Immerhin scheint Spiegel Online den makroökonomischen Zusammenhang von steigenden Löhnen, der damit einhergehenden höheren Konsumkraft der Verbraucher und folglich dem wachsenden BIP erkannt zu haben. In der Tat haben der mittlere und der niedere Einkommenssektor die höchste Konsumquote in der Realwirtschaft, da letztere Einkommensgruppen vorwiegend in realwirtschaftliche Güter und Dienstleistungen investieren. Demnach wären höhere Stundenlöhne also durchaus förderlich, um die Wirtschaft anzukurbeln. Mehr Nachfrage an Dienstleistungen und Gütern muss auch von Menschen in Form von Arbeit abgedeckt werden, sodass aus dieser Überlegung heraus höhere Löhne sogar mehr Arbeitsplätze schaffen würden. Aber Wirtschaftsverbände und die von ihnen (erfolgreich) initiierte PR Arbeit suggerieren fast schon allgegenwärtig einen Verlust an Arbeitsplätzen durch höhere Personalkosten wegen Lohnsteigerungen.

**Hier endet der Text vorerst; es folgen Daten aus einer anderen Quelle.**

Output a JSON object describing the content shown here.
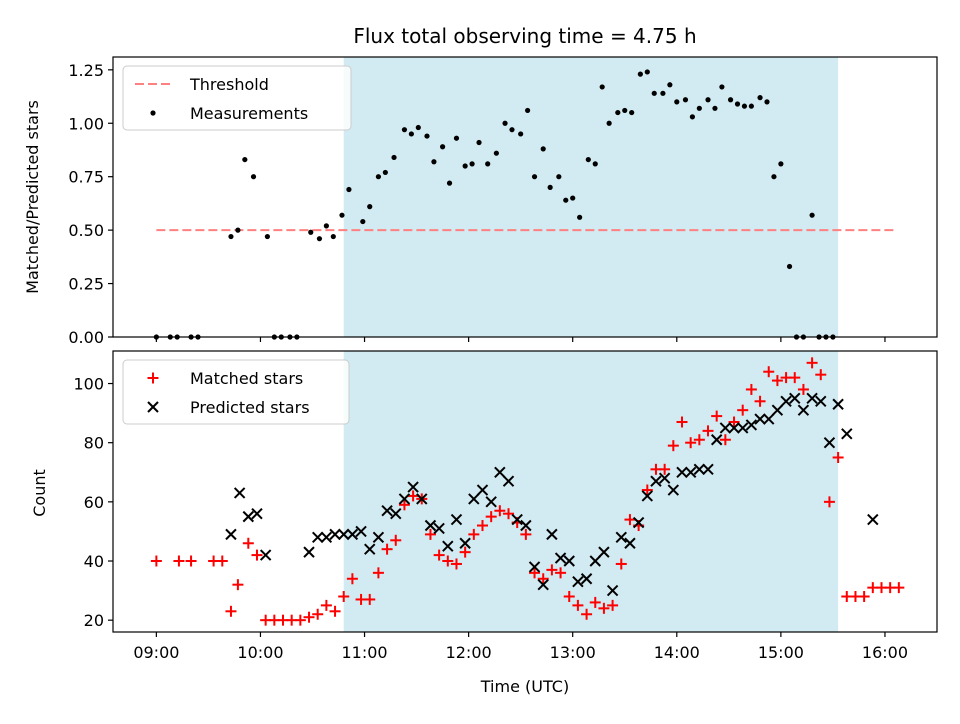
{
  "chart_data": [
    {
      "type": "scatter",
      "title": "Flux total observing time = 4.75 h",
      "xlabel": "",
      "ylabel": "Matched/Predicted stars",
      "xlim": [
        "08:35",
        "16:30"
      ],
      "ylim": [
        0,
        1.31
      ],
      "yticks": [
        0.0,
        0.25,
        0.5,
        0.75,
        1.0,
        1.25
      ],
      "ytick_labels": [
        "0.00",
        "0.25",
        "0.50",
        "0.75",
        "1.00",
        "1.25"
      ],
      "xticks": [
        "09:00",
        "10:00",
        "11:00",
        "12:00",
        "13:00",
        "14:00",
        "15:00",
        "16:00"
      ],
      "xtick_labels_visible": false,
      "observing_window": [
        "10:48",
        "15:33"
      ],
      "observing_window_color": "#add8e6",
      "legend": {
        "placement": "top-left",
        "entries": [
          "Threshold",
          "Measurements"
        ]
      },
      "threshold": {
        "name": "Threshold",
        "y": 0.5,
        "x": [
          "09:00",
          "16:07"
        ],
        "color": "#ff8080",
        "style": "dashed"
      },
      "series": [
        {
          "name": "Measurements",
          "marker": "dot",
          "color": "#000000",
          "points": [
            [
              "09:00",
              0.0
            ],
            [
              "09:08",
              0.0
            ],
            [
              "09:12",
              0.0
            ],
            [
              "09:20",
              0.0
            ],
            [
              "09:24",
              0.0
            ],
            [
              "09:43",
              0.47
            ],
            [
              "09:47",
              0.5
            ],
            [
              "09:51",
              0.83
            ],
            [
              "09:56",
              0.75
            ],
            [
              "10:04",
              0.47
            ],
            [
              "10:08",
              0.0
            ],
            [
              "10:12",
              0.0
            ],
            [
              "10:17",
              0.0
            ],
            [
              "10:21",
              0.0
            ],
            [
              "10:29",
              0.49
            ],
            [
              "10:34",
              0.46
            ],
            [
              "10:38",
              0.52
            ],
            [
              "10:42",
              0.47
            ],
            [
              "10:47",
              0.57
            ],
            [
              "10:51",
              0.69
            ],
            [
              "10:59",
              0.54
            ],
            [
              "11:03",
              0.61
            ],
            [
              "11:08",
              0.75
            ],
            [
              "11:12",
              0.77
            ],
            [
              "11:17",
              0.84
            ],
            [
              "11:23",
              0.97
            ],
            [
              "11:27",
              0.95
            ],
            [
              "11:31",
              0.98
            ],
            [
              "11:36",
              0.94
            ],
            [
              "11:40",
              0.82
            ],
            [
              "11:45",
              0.89
            ],
            [
              "11:49",
              0.72
            ],
            [
              "11:53",
              0.93
            ],
            [
              "11:58",
              0.8
            ],
            [
              "12:02",
              0.81
            ],
            [
              "12:06",
              0.91
            ],
            [
              "12:11",
              0.81
            ],
            [
              "12:16",
              0.86
            ],
            [
              "12:21",
              1.0
            ],
            [
              "12:25",
              0.97
            ],
            [
              "12:30",
              0.95
            ],
            [
              "12:34",
              1.06
            ],
            [
              "12:38",
              0.75
            ],
            [
              "12:43",
              0.88
            ],
            [
              "12:47",
              0.7
            ],
            [
              "12:52",
              0.75
            ],
            [
              "12:56",
              0.64
            ],
            [
              "13:00",
              0.65
            ],
            [
              "13:04",
              0.56
            ],
            [
              "13:09",
              0.83
            ],
            [
              "13:13",
              0.81
            ],
            [
              "13:17",
              1.17
            ],
            [
              "13:21",
              1.0
            ],
            [
              "13:26",
              1.05
            ],
            [
              "13:30",
              1.06
            ],
            [
              "13:34",
              1.05
            ],
            [
              "13:39",
              1.23
            ],
            [
              "13:43",
              1.24
            ],
            [
              "13:47",
              1.14
            ],
            [
              "13:52",
              1.14
            ],
            [
              "13:56",
              1.18
            ],
            [
              "14:00",
              1.1
            ],
            [
              "14:05",
              1.11
            ],
            [
              "14:09",
              1.03
            ],
            [
              "14:13",
              1.07
            ],
            [
              "14:18",
              1.11
            ],
            [
              "14:22",
              1.07
            ],
            [
              "14:26",
              1.17
            ],
            [
              "14:31",
              1.11
            ],
            [
              "14:35",
              1.09
            ],
            [
              "14:39",
              1.08
            ],
            [
              "14:43",
              1.08
            ],
            [
              "14:48",
              1.12
            ],
            [
              "14:52",
              1.1
            ],
            [
              "14:56",
              0.75
            ],
            [
              "15:00",
              0.81
            ],
            [
              "15:05",
              0.33
            ],
            [
              "15:09",
              0.0
            ],
            [
              "15:13",
              0.0
            ],
            [
              "15:18",
              0.57
            ],
            [
              "15:22",
              0.0
            ],
            [
              "15:26",
              0.0
            ],
            [
              "15:30",
              0.0
            ]
          ]
        }
      ]
    },
    {
      "type": "scatter",
      "title": "",
      "xlabel": "Time (UTC)",
      "ylabel": "Count",
      "xlim": [
        "08:35",
        "16:30"
      ],
      "ylim": [
        16,
        111
      ],
      "yticks": [
        20,
        40,
        60,
        80,
        100
      ],
      "ytick_labels": [
        "20",
        "40",
        "60",
        "80",
        "100"
      ],
      "xticks": [
        "09:00",
        "10:00",
        "11:00",
        "12:00",
        "13:00",
        "14:00",
        "15:00",
        "16:00"
      ],
      "xtick_labels": [
        "09:00",
        "10:00",
        "11:00",
        "12:00",
        "13:00",
        "14:00",
        "15:00",
        "16:00"
      ],
      "observing_window": [
        "10:48",
        "15:33"
      ],
      "observing_window_color": "#add8e6",
      "legend": {
        "placement": "top-left",
        "entries": [
          "Matched stars",
          "Predicted stars"
        ]
      },
      "series": [
        {
          "name": "Matched stars",
          "marker": "plus",
          "color": "#ff0000",
          "points": [
            [
              "09:00",
              40
            ],
            [
              "09:13",
              40
            ],
            [
              "09:20",
              40
            ],
            [
              "09:33",
              40
            ],
            [
              "09:38",
              40
            ],
            [
              "09:43",
              23
            ],
            [
              "09:47",
              32
            ],
            [
              "09:53",
              46
            ],
            [
              "09:58",
              42
            ],
            [
              "10:03",
              20
            ],
            [
              "10:08",
              20
            ],
            [
              "10:13",
              20
            ],
            [
              "10:18",
              20
            ],
            [
              "10:23",
              20
            ],
            [
              "10:28",
              21
            ],
            [
              "10:33",
              22
            ],
            [
              "10:38",
              25
            ],
            [
              "10:43",
              23
            ],
            [
              "10:48",
              28
            ],
            [
              "10:53",
              34
            ],
            [
              "10:58",
              27
            ],
            [
              "11:03",
              27
            ],
            [
              "11:08",
              36
            ],
            [
              "11:13",
              44
            ],
            [
              "11:18",
              47
            ],
            [
              "11:23",
              59
            ],
            [
              "11:28",
              62
            ],
            [
              "11:33",
              61
            ],
            [
              "11:38",
              49
            ],
            [
              "11:43",
              42
            ],
            [
              "11:48",
              40
            ],
            [
              "11:53",
              39
            ],
            [
              "11:58",
              43
            ],
            [
              "12:03",
              49
            ],
            [
              "12:08",
              52
            ],
            [
              "12:13",
              55
            ],
            [
              "12:18",
              57
            ],
            [
              "12:23",
              56
            ],
            [
              "12:28",
              53
            ],
            [
              "12:33",
              49
            ],
            [
              "12:38",
              36
            ],
            [
              "12:43",
              34
            ],
            [
              "12:48",
              37
            ],
            [
              "12:53",
              36
            ],
            [
              "12:58",
              28
            ],
            [
              "13:03",
              25
            ],
            [
              "13:08",
              22
            ],
            [
              "13:13",
              26
            ],
            [
              "13:18",
              24
            ],
            [
              "13:23",
              25
            ],
            [
              "13:28",
              39
            ],
            [
              "13:33",
              54
            ],
            [
              "13:38",
              52
            ],
            [
              "13:43",
              64
            ],
            [
              "13:48",
              71
            ],
            [
              "13:53",
              71
            ],
            [
              "13:58",
              79
            ],
            [
              "14:03",
              87
            ],
            [
              "14:08",
              80
            ],
            [
              "14:13",
              81
            ],
            [
              "14:18",
              84
            ],
            [
              "14:23",
              89
            ],
            [
              "14:28",
              81
            ],
            [
              "14:33",
              87
            ],
            [
              "14:38",
              91
            ],
            [
              "14:43",
              98
            ],
            [
              "14:48",
              94
            ],
            [
              "14:53",
              104
            ],
            [
              "14:58",
              101
            ],
            [
              "15:03",
              102
            ],
            [
              "15:08",
              102
            ],
            [
              "15:13",
              98
            ],
            [
              "15:18",
              107
            ],
            [
              "15:23",
              103
            ],
            [
              "15:28",
              60
            ],
            [
              "15:33",
              75
            ],
            [
              "15:38",
              28
            ],
            [
              "15:43",
              28
            ],
            [
              "15:48",
              28
            ],
            [
              "15:53",
              31
            ],
            [
              "15:58",
              31
            ],
            [
              "16:03",
              31
            ],
            [
              "16:08",
              31
            ]
          ]
        },
        {
          "name": "Predicted stars",
          "marker": "x",
          "color": "#000000",
          "points": [
            [
              "09:43",
              49
            ],
            [
              "09:48",
              63
            ],
            [
              "09:53",
              55
            ],
            [
              "09:58",
              56
            ],
            [
              "10:03",
              42
            ],
            [
              "10:28",
              43
            ],
            [
              "10:33",
              48
            ],
            [
              "10:38",
              48
            ],
            [
              "10:43",
              49
            ],
            [
              "10:48",
              49
            ],
            [
              "10:53",
              49
            ],
            [
              "10:58",
              50
            ],
            [
              "11:03",
              44
            ],
            [
              "11:08",
              48
            ],
            [
              "11:13",
              57
            ],
            [
              "11:18",
              56
            ],
            [
              "11:23",
              61
            ],
            [
              "11:28",
              65
            ],
            [
              "11:33",
              61
            ],
            [
              "11:38",
              52
            ],
            [
              "11:43",
              51
            ],
            [
              "11:48",
              45
            ],
            [
              "11:53",
              54
            ],
            [
              "11:58",
              46
            ],
            [
              "12:03",
              61
            ],
            [
              "12:08",
              64
            ],
            [
              "12:13",
              60
            ],
            [
              "12:18",
              70
            ],
            [
              "12:23",
              67
            ],
            [
              "12:28",
              54
            ],
            [
              "12:33",
              52
            ],
            [
              "12:38",
              38
            ],
            [
              "12:43",
              32
            ],
            [
              "12:48",
              49
            ],
            [
              "12:53",
              41
            ],
            [
              "12:58",
              40
            ],
            [
              "13:03",
              33
            ],
            [
              "13:08",
              34
            ],
            [
              "13:13",
              40
            ],
            [
              "13:18",
              43
            ],
            [
              "13:23",
              30
            ],
            [
              "13:28",
              48
            ],
            [
              "13:33",
              46
            ],
            [
              "13:38",
              53
            ],
            [
              "13:43",
              62
            ],
            [
              "13:48",
              67
            ],
            [
              "13:53",
              68
            ],
            [
              "13:58",
              64
            ],
            [
              "14:03",
              70
            ],
            [
              "14:08",
              70
            ],
            [
              "14:13",
              71
            ],
            [
              "14:18",
              71
            ],
            [
              "14:23",
              81
            ],
            [
              "14:28",
              85
            ],
            [
              "14:33",
              85
            ],
            [
              "14:38",
              85
            ],
            [
              "14:43",
              86
            ],
            [
              "14:48",
              88
            ],
            [
              "14:53",
              88
            ],
            [
              "14:58",
              91
            ],
            [
              "15:03",
              94
            ],
            [
              "15:08",
              95
            ],
            [
              "15:13",
              91
            ],
            [
              "15:18",
              95
            ],
            [
              "15:23",
              94
            ],
            [
              "15:28",
              80
            ],
            [
              "15:33",
              93
            ],
            [
              "15:38",
              83
            ],
            [
              "15:53",
              54
            ]
          ]
        }
      ]
    }
  ]
}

Die Zufriedenheit über das Wirtschaftswachstum des BIP um 1,5 Prozent, wie sie im Spiegel Online Artikel zum Ausdruck gebracht wird, teile ich jedenfalls nicht. Es wird nämlich weiterhin entgegen der (oben z.B. genannten) Zahlen und Fakten der Irrtum aufrechterhalten, dass quantitatives Wirtschaftswachstum zu mehr Wohlstand führen würde. Das BIP hat mittlerweile einen Grundwert von 2903,2 Milliarden Euro in Deutschland. Zum Vergleich: 1950 waren es 50 Milliarden Euro. Das Niveau ist demnach beim aktuellen Stand extrem hoch und es wird im Anbetracht der Verteilungsproblematik Zeit, nicht mehr nur das Bruttoinlandprodukt steigern zu wollen, sondern der offenkundigen sozialen Ungleichheit entgegenzuwirken. Dafür allerdings muss wirtschaftspolitisch Verteilung überhaupt erst eine Rolle spielen.